The headline reads “TV can be bad for diabetic children.” The tagline? “Snacking, less exercise linked to increases in blood sugar levels, study finds.” Basically, what we have here is another example of how special interest groups, supposedly objective agencies with big industry funding, and the media in general control and manipulate the way in which information is presented in order to “prove” their beliefs to be true, rather than just reporting facts.
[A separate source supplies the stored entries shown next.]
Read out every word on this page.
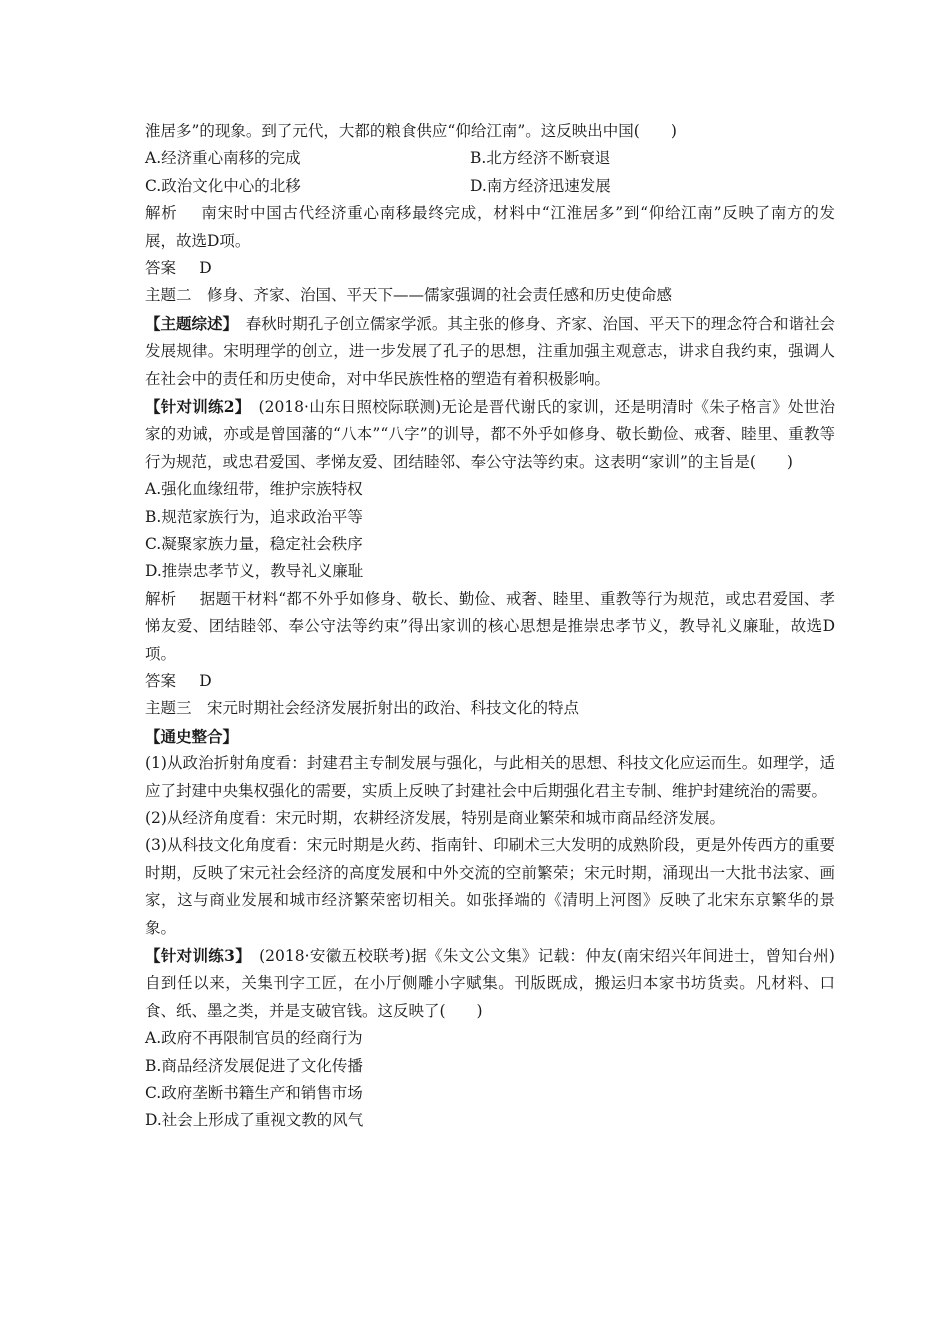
淮居多”的现象。到了元代，大都的粮食供应“仰给江南”。这反映出中国(　　)
A.经济重心南移的完成	B.北方经济不断衰退
C.政治文化中心的北移	D.南方经济迅速发展
解析 南宋时中国古代经济重心南移最终完成，材料中“江淮居多”到“仰给江南”反映了南方的发展，故选D项。
答案 D
主题二　修身、齐家、治国、平天下——儒家强调的社会责任感和历史使命感
【主题综述】　 春秋时期孔子创立儒家学派。其主张的修身、齐家、治国、平天下的理念符合和谐社会发展规律。宋明理学的创立，进一步发展了孔子的思想，注重加强主观意志，讲求自我约束，强调人在社会中的责任和历史使命，对中华民族性格的塑造有着积极影响。
【针对训练2】　 (2018·山东日照校际联测)无论是晋代谢氏的家训，还是明清时《朱子格言》处世治家的劝诫，亦或是曾国藩的“八本”“八字”的训导，都不外乎如修身、敬长勤俭、戒奢、睦里、重教等行为规范，或忠君爱国、孝悌友爱、团结睦邻、奉公守法等约束。这表明“家训”的主旨是(　　)
A.强化血缘纽带，维护宗族特权
B.规范家族行为，追求政治平等
C.凝聚家族力量，稳定社会秩序
D.推崇忠孝节义，教导礼义廉耻
解析 据题干材料“都不外乎如修身、敬长、勤俭、戒奢、睦里、重教等行为规范，或忠君爱国、孝悌友爱、团结睦邻、奉公守法等约束”得出家训的核心思想是推崇忠孝节义，教导礼义廉耻，故选D项。
答案 D
主题三　宋元时期社会经济发展折射出的政治、科技文化的特点
【通史整合】
(1)从政治折射角度看：封建君主专制发展与强化，与此相关的思想、科技文化应运而生。如理学，适应了封建中央集权强化的需要，实质上反映了封建社会中后期强化君主专制、维护封建统治的需要。
(2)从经济角度看：宋元时期，农耕经济发展，特别是商业繁荣和城市商品经济发展。
(3)从科技文化角度看：宋元时期是火药、指南针、印刷术三大发明的成熟阶段，更是外传西方的重要时期，反映了宋元社会经济的高度发展和中外交流的空前繁荣；宋元时期，涌现出一大批书法家、画家，这与商业发展和城市经济繁荣密切相关。如张择端的《清明上河图》反映了北宋东京繁华的景象。
【针对训练3】　 (2018·安徽五校联考)据《朱文公文集》记载：仲友(南宋绍兴年间进士，曾知台州)自到任以来，关集刊字工匠，在小厅侧雕小字赋集。刊版既成，搬运归本家书坊货卖。凡材料、口食、纸、墨之类，并是支破官钱。这反映了(　　)
A.政府不再限制官员的经商行为
B.商品经济发展促进了文化传播
C.政府垄断书籍生产和销售市场
D.社会上形成了重视文教的风气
TV, in and of itself, is not going to make your diabetes worse. That’s total horse shit. But through some clever extensions of logic, by virtue of the fact that you are watching too much TV, we find that you may not be getting enough exercise. Likewise, we find that many people who sit on their butts and watch TV all day tend to snack while they’re watching. And of course, many of those snacking people are eating unhealthy snacks. So we conclude, naturally, that TV is killing you.
Ohhhhh-kay.
Seriously, do me a favor, fair reader. The next time you witness a news headline about a new “study,” be it on the Web, on TV or on the radio, please change the channel, click away or just plain do something else. The reality is that most “studies” are funded by politically-motivated organizations that already have a particular result in mind before the study is even carried out. Their financial contribution, which enables the study in the first place, may be given only under the condition that their “approved” result be reached. And so there you have it — cooked books, being regurgitated and spat out to you, the mindless American consumer, as fact.
“Turn on, tune in, drop out” never sounded so good.